How should a Christian view marriage?


In the Bible, marriage is referred to as a covenant (Berit) relationship:

Covenant: “an agreement that brings about a relationship of commitment”

The word used for this covenant is the same as the word used to show the

“perpetual covenant between the Almighty and man or the people of Israel (Gen. 9:9; 15:18; Ex. 31:16),” according to

Contract (hozeh), the word used overwhelmingly today to describe the marriage agreement is very different in meaning!

Contract: “a written or spoken agreement, especially one concerning employment, sales, or tenancy, that is intended to be enforceable by law.”


Why is this important? Why should be be concerned with how marriage is defined in our society? Because the way that we define something influences the way we choose to treat it. 

For example, Love can be defined as an emotion, or as a commitment. When one defines it as an emotion (infatuation would be a better term for this often fleeting feeling) then when the feeling is gone, (and scientifically, according to Dr. Gary Chapman, this feeling is constantly sustainable for 2-3 years in the strongest cases(5 Love Languages)) the person feeling it believes the just “aren’t in love anymore.” It becomes something that is beyond their control, something they can do nothing about.

If love is viewed as a personal commitment to a person stemming out of mutual trust, respect, and admiration for the character of the person, when the “in love” feeling is no longer sustainable: when it becomes more of a once in a while special reminder rather than an every day constant; the couple would still be able to maintain that committed relationship because it is understood that love is not beyond our control: it is a choice to stay committed to that person, to work life out, to be their other half if you would, as they would be committed to be yours. It is not to be played with, betrayed, or forgotten. By all means, the “in love” feeling is very fun while it lasts, but fostering a deeper relationship is very important.

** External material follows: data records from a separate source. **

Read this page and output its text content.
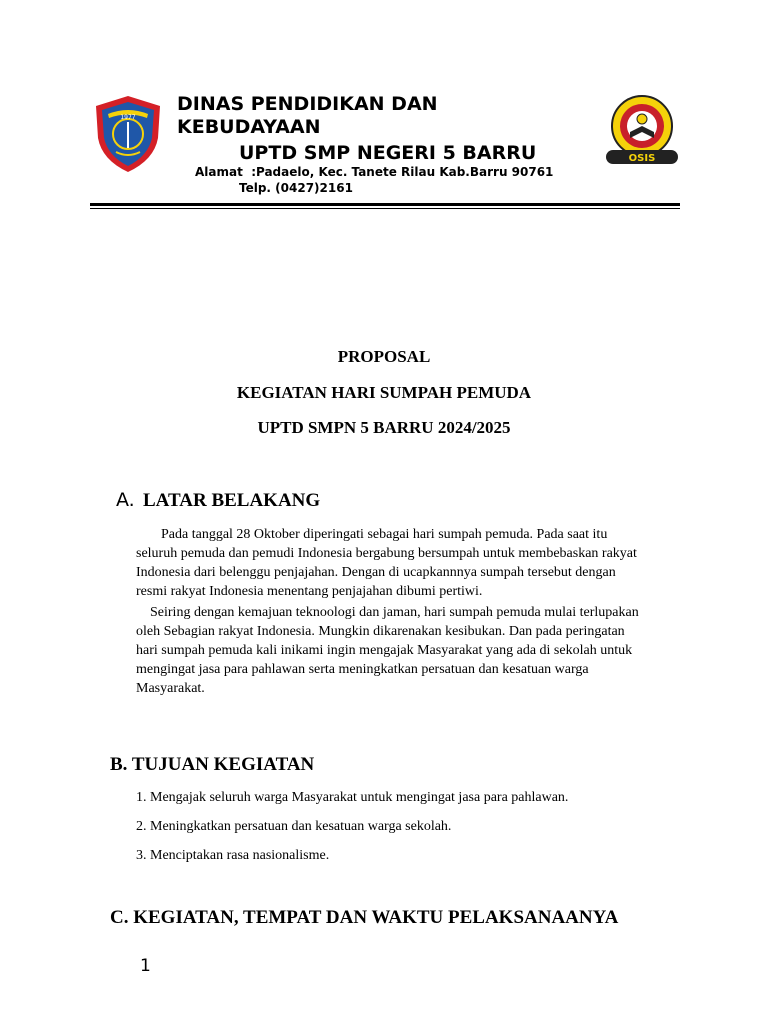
1977
OSIS
DINAS PENDIDIKAN DAN
KEBUDAYAAN
UPTD SMP NEGERI 5 BARRU
Alamat  :Padaelo, Kec. Tanete Rilau Kab.Barru 90761
Telp. (0427)2161
PROPOSAL
KEGIATAN HARI SUMPAH PEMUDA
UPTD SMPN 5 BARRU 2024/2025
A. LATAR BELAKANG
Pada tanggal 28 Oktober diperingati sebagai hari sumpah pemuda. Pada saat itu
seluruh pemuda dan pemudi Indonesia bergabung bersumpah untuk membebaskan rakyat
Indonesia dari belenggu penjajahan. Dengan di ucapkannnya sumpah tersebut dengan
resmi rakyat Indonesia menentang penjajahan dibumi pertiwi.
Seiring dengan kemajuan teknoologi dan jaman, hari sumpah pemuda mulai terlupakan
oleh Sebagian rakyat Indonesia. Mungkin dikarenakan kesibukan. Dan pada peringatan
hari sumpah pemuda kali inikami ingin mengajak Masyarakat yang ada di sekolah untuk
mengingat jasa para pahlawan serta meningkatkan persatuan dan kesatuan warga
Masyarakat.
B. TUJUAN KEGIATAN
1. Mengajak seluruh warga Masyarakat untuk mengingat jasa para pahlawan.
2. Meningkatkan persatuan dan kesatuan warga sekolah.
3. Menciptakan rasa nasionalisme.
C. KEGIATAN, TEMPAT DAN WAKTU PELAKSANAANYA
1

If we take this concept in to our conversation about marriage, what can we then conclude? If marriage is a contract, what does that mean? Contracts are legal obligations; a kind of “you follow through with your end, and I will follow through with mine,” type of thing. Have we seen this in society in recent years? I would say the answer is an astounding yes!

“You wrote in your vows that you would cherish me always. I don’t feel very cherished, so I am not going to respect and honor you.”

“Well if you aren’t going to respect me on this…”

You can see how this could turn in to a downward spiraling relationship very quickly. Nobody is going to ever measure up to our expectations of what a perfect partner should be because…guess what…nobody is perfect. Focusing on their contractual obligations to us will just make marriage seem like a chore, and eventually both wife and husband will be worn out and feeling unloved. We see so many marriages falling apart these days, and much of it is caused by this type of reasoning. “if you would only, then I would”

How wonderful it is that marriage is not a contract as our society would like to define it! What hope there is that marriage is defined as a covenant! God, divinely inspired Paul to write to the church of Ephesus, and in the letter, God commands (through Paul) “Husbands, love your wives as Christ loved the church.” (Ephesians 5:25a) How did Christ love the church when he gave himself for her? He suffered long for her. He showed longsuffering, and committment(“He humbled Himself and became obedient to the point of death, even the death of the cross“-Philippians 2:8) These are not things to be taken lightly. This means that when you are going through things in marriage, you go through them together. You struggle the struggle, you sludge through the gunk, and sort through the baggage, and when you come out on the other side of the situation, after bringing things to God together you are stronger for it.

Christ loved us with an overcoming love: a love that overlooked our sins against heaven because he was our reconciliation. (But God demonstrates His own love toward us, in that while we were still sinners, Christ died for us.” Romans 5:8)

Christ did what he did for us out of love, I guarantee you, it was not always fun. (I do not say this in jest, but to make a point) I am sure he did not wake up one morning and decide that it would be enjoyable to die on a cross for our sins! In fact, the night he was taken in to custody he was sweating blood because he was praying so hard to be released from the burden if there were any other way!

Jesus Christ gave up his very life, and suffered terribly because his love for us was so great that he would do anything to obtain our righteousness. He now stands in the gap for us with God. He offered himself as the holy sacrifice to cover our sins, and he is our high priest in heaven, constantly exhorting us before God. In the same way, we should lift our partners in prayer constantly.

Jesus’ love for us is eternal. God forgives us of our debt(sins) how much more should we forgive others their debt(against us). How about changing things from today on? What if we decide to act towards our spouses the way that Christ acts towards us: Regardless of how they treat us, regardless of whether they acknowledge it or not? Maybe then we will see a change: when we treat this relationship the way it should be treated: as a covenant where we expect to give rather than a contract in which we expect to receive.